Nuevos trucos, viejos magos
Entre los trucos que ahora detesto están muchos de los que ya he empleado con cierto éxito. En la vida de un escritor es muy común detestar tu propio trabajo; en la vida de cualquiera también es normal y saludable acabar odiando la propia conducta. Supongo que les pasa con cierta frecuencia a todos los magos. Si conoces el truco, desconfías de la magia. Es el precio a pagar por la blasfemia, de la que hablaba Unamuno en Vida de Don Quijote y Sancho. "Ámbar mana de los ojos de la gloria que con ellos nos miran infames mercaderes". El embarazo de las antiguas armas, lo llamaba nuestro bardo, Cervantes. Razones aparatosas e hinchadas, que decía Unamuno. El peso de nuestro orgullo, la causa de nuestra sin razón, la armadura que nos hunde en el río. Y sin embargo
"Como escritor español, uno debe al menos entender la literatura española"
Como escritor español, uno debe al menos entender la literatura española, no es mucho pedir, incluso diría que uno debe considerarse afortunado, y dar un par de volteretas, por la herencia recibida.
El Lazarillo de Tormes puede ser que sea la primera novela moderna, aquella en la que el punto de vista supera por fin y con mucho a la acción. Es difícil pensar en El lamento de Portnoy, de Philip Roth, o en El guardián entre el centeno, de Salinger, o incluso en La isla del tesoro, de Stevenson, sin considerar al Lazarillo como el niño padre natural de la literatura. Un niño escondido en un barril de manzanas que otea ya la aventura.
También resulta difícil, si no imposible, pensar en la novela crepuscular sin el Quijote. Pedro Páramo es también una novela de extrañas caballerías, así como Lolita, o Meridiano de sangre, de Cormac McCarthy, o Bajo el volcán, de Malcolm Lowry, por no volver a citar el Mason and Dixon de Pynchon.
Si alguien se toma la molestia de mirar el Google Earth de la literatura occidental, se dará cuenta enseguida de que uno de los países más gordos del mapa literario es España.
Incluso entre los vanguardistas, los románticos, los afrancesados, los locos, los realistas, los francos, los intelectuales, los extranjeristas, hay españoles de mérito.
Ramón Gómez de la Serna y Julián Ríos, Larra y Gustavo Adolfo Bécquer, Fernán Caballero, Miguel Delibes, Ramón J. Sender, Unamuno, Baroja, doña Emilia Pardo Bazán y un larguísimo etcétera. En la alta comedia, Moratín y su El sí de las niñas; en la tierra de Bovary, La Regenta de Clarín; por cada proeza centroeuropea, al menos un Árbol de la ciencia; por cada Kafka, una Busca; por cada Manhattan Transfer, una Colmena; por cada Temblor y temor, un San Manuel Bueno, mártir; por cada James M. Cain, un Martín-Santos; por cada Simone de Beauvoir, una Carmen Laforet; por cada William Burroughs, un Sánchez Ferlosio; por cada Faulkner, un Torrente Ballester y además, de regalo, un Benet.
Segundos frente a nadie, podría decirse, resumiendo, si uno se para a apreciar por un instante la herencia recibida, con un mínimo de respeto, que no de orgullo, porque el orgullo es cosa de la tarea de cada cual y enemigo pequeño del arte y un monstruoso enemigo de la vida.
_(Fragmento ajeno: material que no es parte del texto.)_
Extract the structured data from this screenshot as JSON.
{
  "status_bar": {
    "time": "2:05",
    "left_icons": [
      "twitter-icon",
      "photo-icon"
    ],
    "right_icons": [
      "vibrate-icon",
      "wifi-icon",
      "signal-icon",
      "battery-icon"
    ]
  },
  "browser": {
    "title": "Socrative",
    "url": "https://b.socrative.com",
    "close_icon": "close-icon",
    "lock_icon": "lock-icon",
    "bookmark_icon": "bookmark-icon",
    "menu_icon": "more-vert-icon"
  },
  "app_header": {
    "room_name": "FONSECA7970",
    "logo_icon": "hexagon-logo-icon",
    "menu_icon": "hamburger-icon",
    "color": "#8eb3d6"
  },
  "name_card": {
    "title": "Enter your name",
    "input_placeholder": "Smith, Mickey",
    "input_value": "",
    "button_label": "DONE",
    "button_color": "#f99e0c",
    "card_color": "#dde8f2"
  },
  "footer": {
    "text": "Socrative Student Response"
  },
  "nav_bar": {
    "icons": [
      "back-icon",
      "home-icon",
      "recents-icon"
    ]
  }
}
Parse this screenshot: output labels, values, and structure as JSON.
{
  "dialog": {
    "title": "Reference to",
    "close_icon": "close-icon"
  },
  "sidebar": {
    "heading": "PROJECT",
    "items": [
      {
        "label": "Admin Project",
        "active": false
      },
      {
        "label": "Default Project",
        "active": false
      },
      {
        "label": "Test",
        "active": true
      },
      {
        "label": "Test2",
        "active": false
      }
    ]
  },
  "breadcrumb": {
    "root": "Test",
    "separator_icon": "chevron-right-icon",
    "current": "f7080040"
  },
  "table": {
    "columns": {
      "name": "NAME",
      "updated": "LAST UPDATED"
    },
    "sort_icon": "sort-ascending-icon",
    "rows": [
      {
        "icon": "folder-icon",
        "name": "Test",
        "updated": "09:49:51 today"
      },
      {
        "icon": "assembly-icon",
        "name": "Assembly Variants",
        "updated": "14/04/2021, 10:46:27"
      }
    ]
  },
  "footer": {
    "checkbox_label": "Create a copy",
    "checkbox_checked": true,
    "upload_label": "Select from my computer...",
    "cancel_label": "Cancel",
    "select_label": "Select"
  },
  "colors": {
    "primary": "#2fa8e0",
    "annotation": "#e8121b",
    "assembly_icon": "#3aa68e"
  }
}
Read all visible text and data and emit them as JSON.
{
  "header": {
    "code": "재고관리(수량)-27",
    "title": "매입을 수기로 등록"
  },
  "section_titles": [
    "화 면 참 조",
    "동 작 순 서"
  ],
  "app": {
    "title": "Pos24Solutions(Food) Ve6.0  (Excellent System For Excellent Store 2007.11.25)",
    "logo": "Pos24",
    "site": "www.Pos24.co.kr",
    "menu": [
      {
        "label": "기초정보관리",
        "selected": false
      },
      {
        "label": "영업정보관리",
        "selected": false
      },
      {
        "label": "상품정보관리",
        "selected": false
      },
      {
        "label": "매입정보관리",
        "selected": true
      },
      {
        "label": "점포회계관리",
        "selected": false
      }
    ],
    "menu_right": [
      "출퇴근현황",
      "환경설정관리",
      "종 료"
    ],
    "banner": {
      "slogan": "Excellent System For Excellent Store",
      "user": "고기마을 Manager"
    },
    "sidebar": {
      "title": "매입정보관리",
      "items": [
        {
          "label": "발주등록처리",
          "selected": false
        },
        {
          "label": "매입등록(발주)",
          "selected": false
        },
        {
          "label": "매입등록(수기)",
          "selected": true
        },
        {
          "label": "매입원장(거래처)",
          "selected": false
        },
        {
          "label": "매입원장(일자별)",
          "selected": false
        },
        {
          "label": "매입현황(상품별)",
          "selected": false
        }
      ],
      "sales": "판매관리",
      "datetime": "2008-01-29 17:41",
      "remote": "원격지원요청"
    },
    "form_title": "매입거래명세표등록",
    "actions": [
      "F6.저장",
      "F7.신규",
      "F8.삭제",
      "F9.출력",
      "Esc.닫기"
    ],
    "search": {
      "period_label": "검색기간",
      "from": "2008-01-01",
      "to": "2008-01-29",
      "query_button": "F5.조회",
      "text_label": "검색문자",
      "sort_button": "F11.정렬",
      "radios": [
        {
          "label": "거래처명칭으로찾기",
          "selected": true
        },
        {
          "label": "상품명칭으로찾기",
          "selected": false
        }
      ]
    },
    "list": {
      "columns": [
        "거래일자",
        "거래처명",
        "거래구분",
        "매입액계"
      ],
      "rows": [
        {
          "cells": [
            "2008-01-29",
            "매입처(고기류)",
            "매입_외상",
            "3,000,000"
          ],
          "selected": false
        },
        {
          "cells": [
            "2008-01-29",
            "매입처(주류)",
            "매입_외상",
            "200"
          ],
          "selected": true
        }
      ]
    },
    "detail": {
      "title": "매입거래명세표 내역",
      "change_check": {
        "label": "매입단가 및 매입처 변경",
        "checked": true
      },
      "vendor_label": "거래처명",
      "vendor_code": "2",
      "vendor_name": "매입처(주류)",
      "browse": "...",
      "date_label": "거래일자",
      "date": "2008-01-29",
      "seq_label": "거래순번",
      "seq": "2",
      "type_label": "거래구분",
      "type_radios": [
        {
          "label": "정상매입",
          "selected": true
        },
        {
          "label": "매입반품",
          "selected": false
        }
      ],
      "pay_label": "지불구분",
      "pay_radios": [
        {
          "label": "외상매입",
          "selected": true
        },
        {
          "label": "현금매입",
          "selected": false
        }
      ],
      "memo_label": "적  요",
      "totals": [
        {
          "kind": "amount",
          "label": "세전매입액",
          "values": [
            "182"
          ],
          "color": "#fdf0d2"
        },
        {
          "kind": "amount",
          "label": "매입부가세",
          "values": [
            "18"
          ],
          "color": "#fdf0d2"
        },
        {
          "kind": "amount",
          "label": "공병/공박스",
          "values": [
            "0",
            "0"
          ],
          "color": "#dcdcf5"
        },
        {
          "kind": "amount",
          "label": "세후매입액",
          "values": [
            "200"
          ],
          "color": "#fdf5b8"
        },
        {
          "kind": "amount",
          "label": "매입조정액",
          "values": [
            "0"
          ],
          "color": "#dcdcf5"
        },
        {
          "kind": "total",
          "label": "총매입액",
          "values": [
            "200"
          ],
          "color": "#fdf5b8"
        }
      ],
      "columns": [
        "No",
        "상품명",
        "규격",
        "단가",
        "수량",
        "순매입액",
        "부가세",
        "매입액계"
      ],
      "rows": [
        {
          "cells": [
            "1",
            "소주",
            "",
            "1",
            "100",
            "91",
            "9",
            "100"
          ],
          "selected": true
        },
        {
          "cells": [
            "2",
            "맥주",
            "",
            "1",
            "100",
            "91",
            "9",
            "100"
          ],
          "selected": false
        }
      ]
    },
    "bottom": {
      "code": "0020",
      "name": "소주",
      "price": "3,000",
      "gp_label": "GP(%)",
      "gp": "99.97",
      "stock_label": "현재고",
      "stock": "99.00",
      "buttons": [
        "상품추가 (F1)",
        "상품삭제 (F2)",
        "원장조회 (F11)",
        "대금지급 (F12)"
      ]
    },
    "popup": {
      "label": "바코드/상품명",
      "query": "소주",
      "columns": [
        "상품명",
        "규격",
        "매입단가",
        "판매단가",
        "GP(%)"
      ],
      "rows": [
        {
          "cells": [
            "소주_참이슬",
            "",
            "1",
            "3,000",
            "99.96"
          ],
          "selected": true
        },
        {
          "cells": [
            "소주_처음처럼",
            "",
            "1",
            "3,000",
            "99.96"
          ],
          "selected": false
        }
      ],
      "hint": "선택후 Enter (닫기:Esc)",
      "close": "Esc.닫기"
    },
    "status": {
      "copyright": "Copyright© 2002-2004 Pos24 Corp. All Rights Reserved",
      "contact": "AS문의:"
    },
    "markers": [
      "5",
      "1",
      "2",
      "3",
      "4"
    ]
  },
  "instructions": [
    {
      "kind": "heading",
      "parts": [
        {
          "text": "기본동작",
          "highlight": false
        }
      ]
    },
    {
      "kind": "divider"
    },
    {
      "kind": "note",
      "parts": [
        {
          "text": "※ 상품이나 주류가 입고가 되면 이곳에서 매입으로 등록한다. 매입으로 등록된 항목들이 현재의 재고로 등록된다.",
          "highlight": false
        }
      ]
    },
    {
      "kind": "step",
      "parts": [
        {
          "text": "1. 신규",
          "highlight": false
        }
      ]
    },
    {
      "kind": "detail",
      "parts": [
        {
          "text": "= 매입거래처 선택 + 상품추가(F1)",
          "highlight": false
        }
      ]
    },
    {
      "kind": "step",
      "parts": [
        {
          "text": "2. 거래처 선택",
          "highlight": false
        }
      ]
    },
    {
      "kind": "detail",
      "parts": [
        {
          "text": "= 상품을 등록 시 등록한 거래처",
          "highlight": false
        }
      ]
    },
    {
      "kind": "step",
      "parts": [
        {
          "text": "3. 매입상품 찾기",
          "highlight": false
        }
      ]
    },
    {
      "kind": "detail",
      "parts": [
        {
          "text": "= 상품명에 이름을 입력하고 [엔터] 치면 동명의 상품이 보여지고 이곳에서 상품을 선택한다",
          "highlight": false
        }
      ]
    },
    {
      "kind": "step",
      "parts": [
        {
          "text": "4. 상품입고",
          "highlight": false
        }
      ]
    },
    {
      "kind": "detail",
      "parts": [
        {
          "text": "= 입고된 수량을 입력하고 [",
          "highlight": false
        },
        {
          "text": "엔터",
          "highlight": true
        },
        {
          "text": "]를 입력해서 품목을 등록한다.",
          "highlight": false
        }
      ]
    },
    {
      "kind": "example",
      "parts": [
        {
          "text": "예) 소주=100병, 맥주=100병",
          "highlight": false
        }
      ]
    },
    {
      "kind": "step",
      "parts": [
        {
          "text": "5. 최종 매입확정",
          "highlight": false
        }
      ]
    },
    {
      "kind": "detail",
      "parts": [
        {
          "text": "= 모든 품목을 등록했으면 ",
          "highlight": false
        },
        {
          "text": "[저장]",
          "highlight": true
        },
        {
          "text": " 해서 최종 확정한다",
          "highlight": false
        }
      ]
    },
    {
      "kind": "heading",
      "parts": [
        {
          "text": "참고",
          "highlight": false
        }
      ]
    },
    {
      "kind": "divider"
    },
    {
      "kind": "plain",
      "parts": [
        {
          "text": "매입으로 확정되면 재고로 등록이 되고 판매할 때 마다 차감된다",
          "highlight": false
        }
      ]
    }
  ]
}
Se lea el futuro como se lea, en el iBook o en el Kindle, sea cual sea la nueva ciencia que redescubra la vieja ciencia de la escritura, en esta tierra extraña que va de Llull y Pla a Miguel Hernández, de Rosalía de Castro y Castelao a Azorín, del resurgimiento al surrealismo, de aquí a allá, y en definitiva, cubriéndolo casi todo, lo que le queda claro a quien se preocupe por la palabra escrita es que lo que sea que somos como españoles está y estará escrito de mil distintas maneras, y no será ni menos ni más que lo escrito en otras partes, por otros nosotros no tan extranjeros.
Si algo he detestado en esta vida es el haber sido considerado alguna vez como el estandarte de la nueva narrativa, como si la vieja y eterna y gloriosa narrativa tuviese algún problema y yo alguna mediocre solución.
Lo escrito nos vertebra y se hace músculo en nuestra escritura, pensar algo distinto es no saber leer ni escribir, y al final del día, no ser absolutamente nada.